What is Technical Writing?
As a subset of technical communication, technical writing is about simplifying the complex in order to communicate it to those who need to accomplish some task. A whole range of skills and techniques is required to put technical information into easily understandable language:
- technical knowledge to understand the product or process
- good knowledge of the language (e.g. avoid long sentences, passive voice and nominalisation)
- ability to structure information and cut it into easily digestable portions
- ability to create accurate, focused, clear, understandable sentences
- knowledge about the intended audience and what they know about the subject (entry or pro users)
- knowledge about translation-oriented writing to reduce the cost for localisation (see Translation & Localisation)

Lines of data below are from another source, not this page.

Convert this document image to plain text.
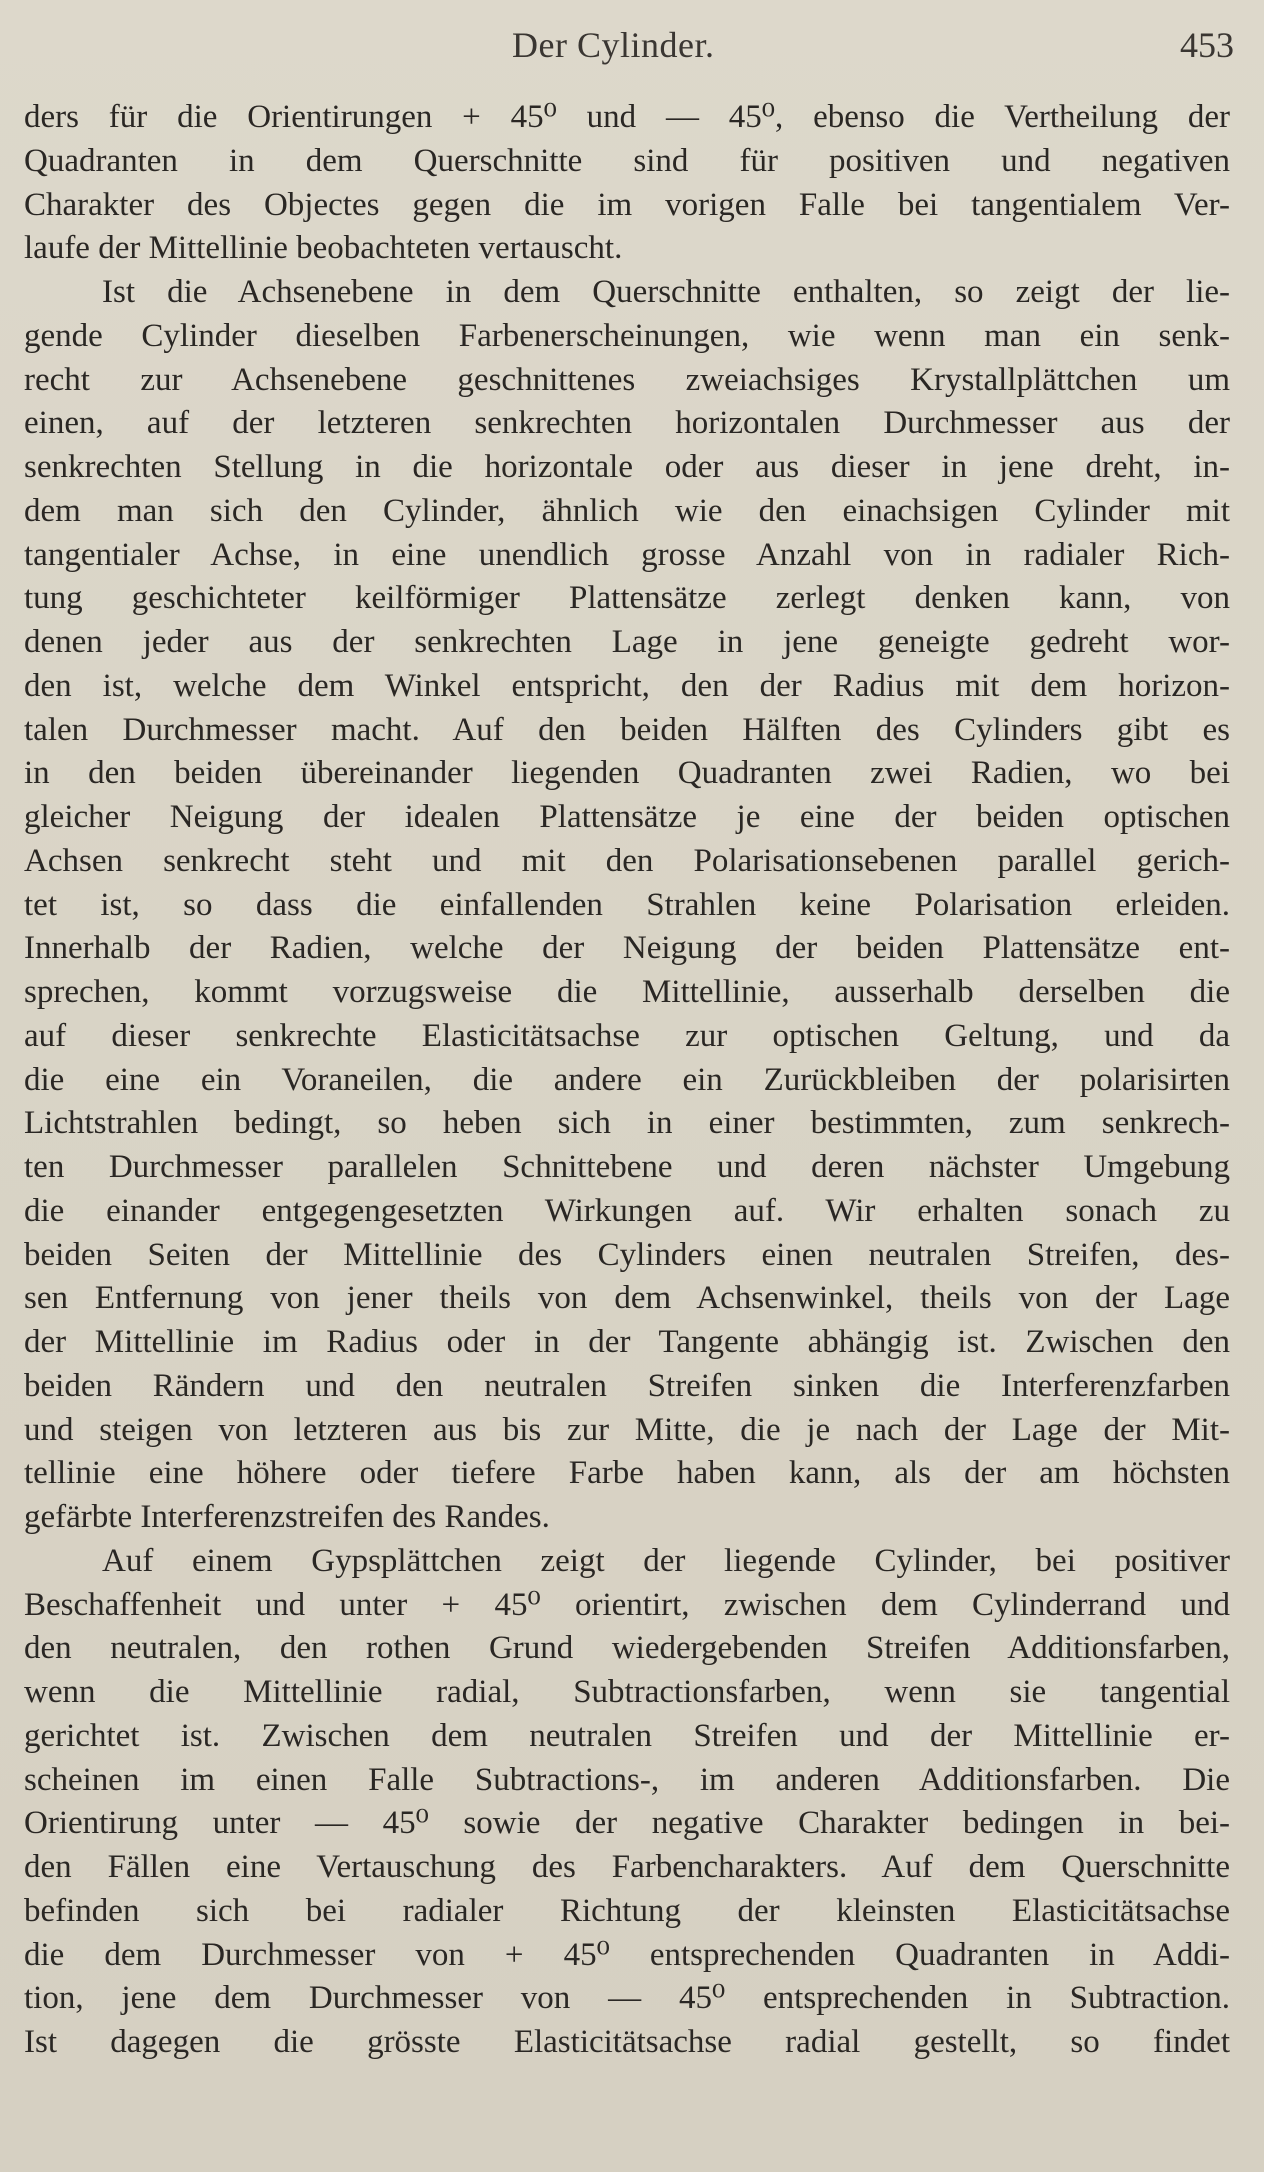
Der Cylinder.	453
ders für die Orientirungen + 45⁰ und — 45⁰, ebenso die Vertheilung der
Quadranten in dem Querschnitte sind für positiven und negativen
Charakter des Objectes gegen die im vorigen Falle bei tangentialem Ver-
laufe der Mittellinie beobachteten vertauscht.
Ist die Achsenebene in dem Querschnitte enthalten, so zeigt der lie-
gende Cylinder dieselben Farbenerscheinungen, wie wenn man ein senk-
recht zur Achsenebene geschnittenes zweiachsiges Krystallplättchen um
einen, auf der letzteren senkrechten horizontalen Durchmesser aus der
senkrechten Stellung in die horizontale oder aus dieser in jene dreht, in-
dem man sich den Cylinder, ähnlich wie den einachsigen Cylinder mit
tangentialer Achse, in eine unendlich grosse Anzahl von in radialer Rich-
tung geschichteter keilförmiger Plattensätze zerlegt denken kann, von
denen jeder aus der senkrechten Lage in jene geneigte gedreht wor-
den ist, welche dem Winkel entspricht, den der Radius mit dem horizon-
talen Durchmesser macht. Auf den beiden Hälften des Cylinders gibt es
in den beiden übereinander liegenden Quadranten zwei Radien, wo bei
gleicher Neigung der idealen Plattensätze je eine der beiden optischen
Achsen senkrecht steht und mit den Polarisationsebenen parallel gerich-
tet ist, so dass die einfallenden Strahlen keine Polarisation erleiden.
Innerhalb der Radien, welche der Neigung der beiden Plattensätze ent-
sprechen, kommt vorzugsweise die Mittellinie, ausserhalb derselben die
auf dieser senkrechte Elasticitätsachse zur optischen Geltung, und da
die eine ein Voraneilen, die andere ein Zurückbleiben der polarisirten
Lichtstrahlen bedingt, so heben sich in einer bestimmten, zum senkrech-
ten Durchmesser parallelen Schnittebene und deren nächster Umgebung
die einander entgegengesetzten Wirkungen auf. Wir erhalten sonach zu
beiden Seiten der Mittellinie des Cylinders einen neutralen Streifen, des-
sen Entfernung von jener theils von dem Achsenwinkel, theils von der Lage
der Mittellinie im Radius oder in der Tangente abhängig ist. Zwischen den
beiden Rändern und den neutralen Streifen sinken die Interferenzfarben
und steigen von letzteren aus bis zur Mitte, die je nach der Lage der Mit-
tellinie eine höhere oder tiefere Farbe haben kann, als der am höchsten
gefärbte Interferenzstreifen des Randes.
Auf einem Gypsplättchen zeigt der liegende Cylinder, bei positiver
Beschaffenheit und unter + 45⁰ orientirt, zwischen dem Cylinderrand und
den neutralen, den rothen Grund wiedergebenden Streifen Additionsfarben,
wenn die Mittellinie radial, Subtractionsfarben, wenn sie tangential
gerichtet ist. Zwischen dem neutralen Streifen und der Mittellinie er-
scheinen im einen Falle Subtractions-, im anderen Additionsfarben. Die
Orientirung unter — 45⁰ sowie der negative Charakter bedingen in bei-
den Fällen eine Vertauschung des Farbencharakters. Auf dem Querschnitte
befinden sich bei radialer Richtung der kleinsten Elasticitätsachse
die dem Durchmesser von + 45⁰ entsprechenden Quadranten in Addi-
tion, jene dem Durchmesser von — 45⁰ entsprechenden in Subtraction.
Ist dagegen die grösste Elasticitätsachse radial gestellt, so findet
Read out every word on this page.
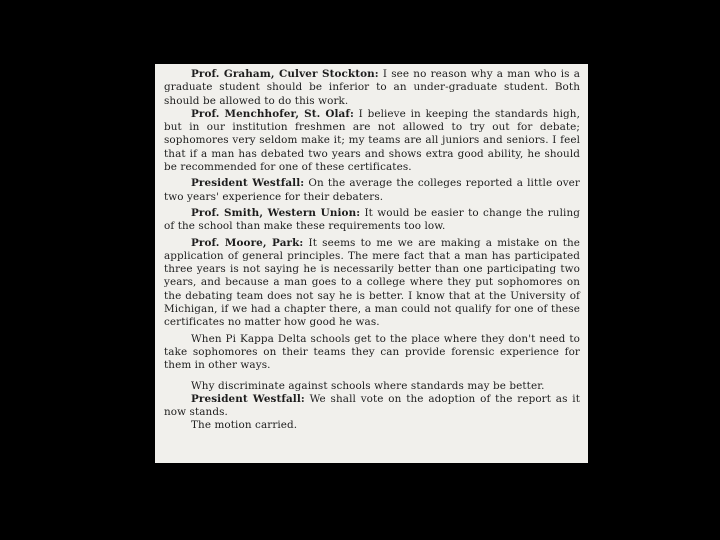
Prof. Graham, Culver Stockton: I see no reason why a man who is a graduate student should be inferior to an under-graduate student. Both should be allowed to do this work.

Prof. Menchhofer, St. Olaf: I believe in keeping the standards high, but in our institution freshmen are not allowed to try out for debate; sophomores very seldom make it; my teams are all juniors and seniors. I feel that if a man has debated two years and shows extra good ability, he should be recommended for one of these certificates.

President Westfall: On the average the colleges reported a little over two years' experience for their debaters.

Prof. Smith, Western Union: It would be easier to change the ruling of the school than make these requirements too low.

Prof. Moore, Park: It seems to me we are making a mistake on the application of general principles. The mere fact that a man has participated three years is not saying he is necessarily better than one participating two years, and because a man goes to a college where they put sophomores on the debating team does not say he is better. I know that at the University of Michigan, if we had a chapter there, a man could not qualify for one of these certificates no matter how good he was.

When Pi Kappa Delta schools get to the place where they don't need to take sophomores on their teams they can provide forensic experience for them in other ways.

Why discriminate against schools where standards may be better.

President Westfall: We shall vote on the adoption of the report as it now stands.

The motion carried.
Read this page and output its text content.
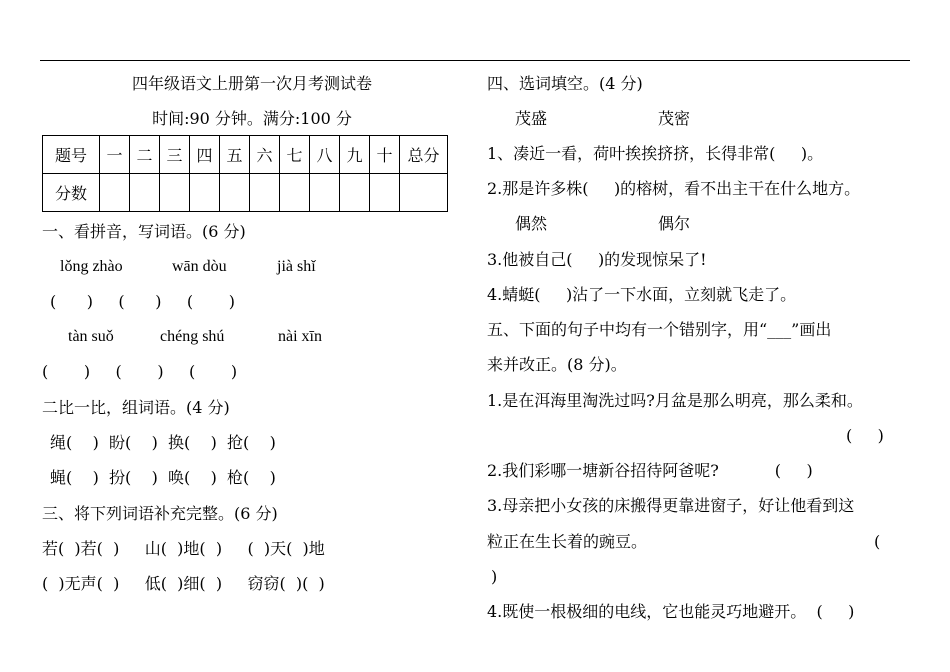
四年级语文上册第一次月考测试卷
时间:90 分钟。满分:100 分
题号	一	二	三	四	五	六	七	八	九	十	总分
分数											
一、看拼音，写词语。(6 分)
lǒng zhào	wān dòu	jià shǐ
(      )     (      )     (       )
tàn suǒ	chéng shú	nài xīn
(       )     (       )     (       )
二比一比，组词语。(4 分)
绳(    )  盼(    )  换(    )  抢(    )
蝇(    )  扮(    )  唤(    )  枪(    )
三、将下列词语补充完整。(6 分)
若(  )若(  )     山(  )地(  )     (  )天(  )地
(  )无声(  )     低(  )细(  )     窃窃(  )(  )
四、选词填空。(4 分)
茂盛	茂密
1、凑近一看，荷叶挨挨挤挤，长得非常(     )。
2.那是许多株(     )的榕树，看不出主干在什么地方。
偶然	偶尔
3.他被自己(     )的发现惊呆了!
4.蜻蜓(     )沾了一下水面，立刻就飞走了。
五、下面的句子中均有一个错别字，用“___”画出
来并改正。(8 分)。
1.是在洱海里淘洗过吗?月盆是那么明亮，那么柔和。
(     )
2.我们彩哪一塘新谷招待阿爸呢?           (     )
3.母亲把小女孩的床搬得更靠进窗子，好让他看到这
粒正在生长着的豌豆。	(
)
4.既使一根极细的电线，它也能灵巧地避开。  (     )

- knowledge about document design, layout and typography
- knowledge about technical standards and legislation applying to the product and documentation
- knowledge about and experience with the relevant software tools to use them efficiently, save time and streamline further processing (like translations)
And there's still more.
In smaller companies, user manuals are often written by the product designer or product manager. This does not necessarily mean the result is bad. Certainly they know their product best. A well-trained and experienced technical writer, however, can offer all the other skills required to create clearly understandable instructions and explanations.
Legally safe documentation
Legal aspects must also be considered. User manuals in Europe, for example, are legally regarded as part of the product (in Germany regulated by the Equipment and Product Safety Act). If they don't comply with standards and legislation (safety information missing, not clear or given in the wrong place, for example), they could even lead to the product being confiscated by market authorities. This means in detail: The instruction manual shall impart to the user the intended use of the product, warn against any remaining risks and reasonably foreseeable misuse and enable the owner to make use of all functions and features, easily and without trouble.
The latter can also be found in German Contract Law which introduces specific warranty obligations for misleading, confusing or otherwise insufficient manuals and instructions. Other EU member states have similar legislative standards.
We often hear arguments like “our products are safe, we don’t need all this”. Sure? Even in the Pro Audio field, dangerous situations may arise if users are not instructed accurately, clearly visible and in the right place. Heavy loudspeakers could fall from the rig if not mounted correctly or dangerous voltages of power amplifiers or badly grounded equipment could even lead to fatal injuries. Only one such accident could ruin your brand forever.